Seattle Academy Cardinal Union

Seattle, Washington

Project Size:

74,289 square feet

Project Status:

Anticipated Completion 2018

Press

"SAAS Starts $48M Middle School"

Daily Journal of Commerce

Vision
Located in Seattle’s dynamic Capitol Hill neighborhood, the new building for the Seattle Academy’s urban campus will be the first mid-rise middle school classroom building in Seattle. Through careful utilization of the dense site and strategically focused visual and physical connections, the school’s learning environment will extend into the community and fully knit the institution into the fabric of its surrounding neighborhood. The addition of the Cardinal Union will establish a new front door for SAAS, an independent secondary school, and create an enhanced presence for the middle school.

Program and Site
Currently located in leased space from the Temple De Hirsch Sinai, the new middle school will provide much needed spatial flexibility, contemporary classrooms, and purpose-built science labs – fostering mentorship across grades and enhancing connectivity to shared programs. The learning commons, maker space, instrumental music classrooms, second gym, and rooftop playfield, will accommodate changes to the curriculum while enhancing existing SAAS programs. Through a series of internal connections to existing SAAS buildings, the new 74,289-square-foot Cardinal Union will be a critical link in creating a cohesive institution for SAAS students.

Design
The new middle school is composed of a five-story classroom bar relating in scale to the mixed-use commercial and residential core along the Union and Madison Street arterials, and a gymnasium building that mirrors the smaller neighborhood context found along 13th Avenue. An outdoor rooftop playfield will sit atop the gymnasium and provide much needed activity space, while an outdoor area located at the building’s main entry provides a welcoming place for students to gather and collaborate. Each grade will occupy a floor within the classroom building, with classrooms organized around flexible, community learning spaces to accommodate project-based learning and cross-discipline discovery. The community learning spaces are designed as a series of double-height, stepped interior volumes, enhancing visual and physical connectivity within the stacked program and creating opportunities for students to observe, cross paths, interact, and engage beyond the four walls of the classroom.

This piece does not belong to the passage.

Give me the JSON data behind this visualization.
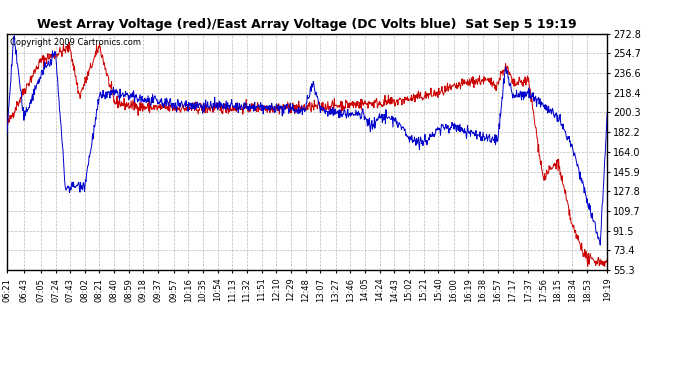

The building will be clad in a mix of grey- and cream-colored bricks, which will fade from dark to light vertically along the façade. Bricks will wrap the building and transition to expanses of glass at the community learning spaces revealing the student activity within. Exterior red metal sunshades will provide colorful relief against the brick backdrop. Inside, the community learning spaces are tied together by a ribbon of faceted panels on feature walls and ceilings of each space as they weave through the building, providing visual continuity from the upper floors, through the building, and out into the neighborhood.

Sustainability
Sustainable features are a key factor in the design, and have been thoughtfully incorporated to enhance the student experience. Building analysis modeling was incorporated early in the design process to optimize daylight, solar exposure, and natural ventilation, while balancing the project budget against carbon reduction and water conservation goals. Natural ventilation strategies coupled with a highly-efficient mechanical system and a high performance envelope result in a projected 45% reduction in annual carbon emissions over similar buildings, which is equivalent to 8.8 acres of conifer forest that would be needed to sequester the carbon on an annual basis. A solar panel array is incorporated on the main building roof, while living roofs adjacent to classrooms illustrate ecological concepts and water quality. A future-compatible rainwater collection system is incorporated into the building design, intended to tie in with future Seattle Academy development and eventually provide non-potable water use for the campus. Web-based dashboards will provide instantaneous feedback to students and faculty on solar production, building performance, and water conservation, increasing awareness and integrating results into classroom activities.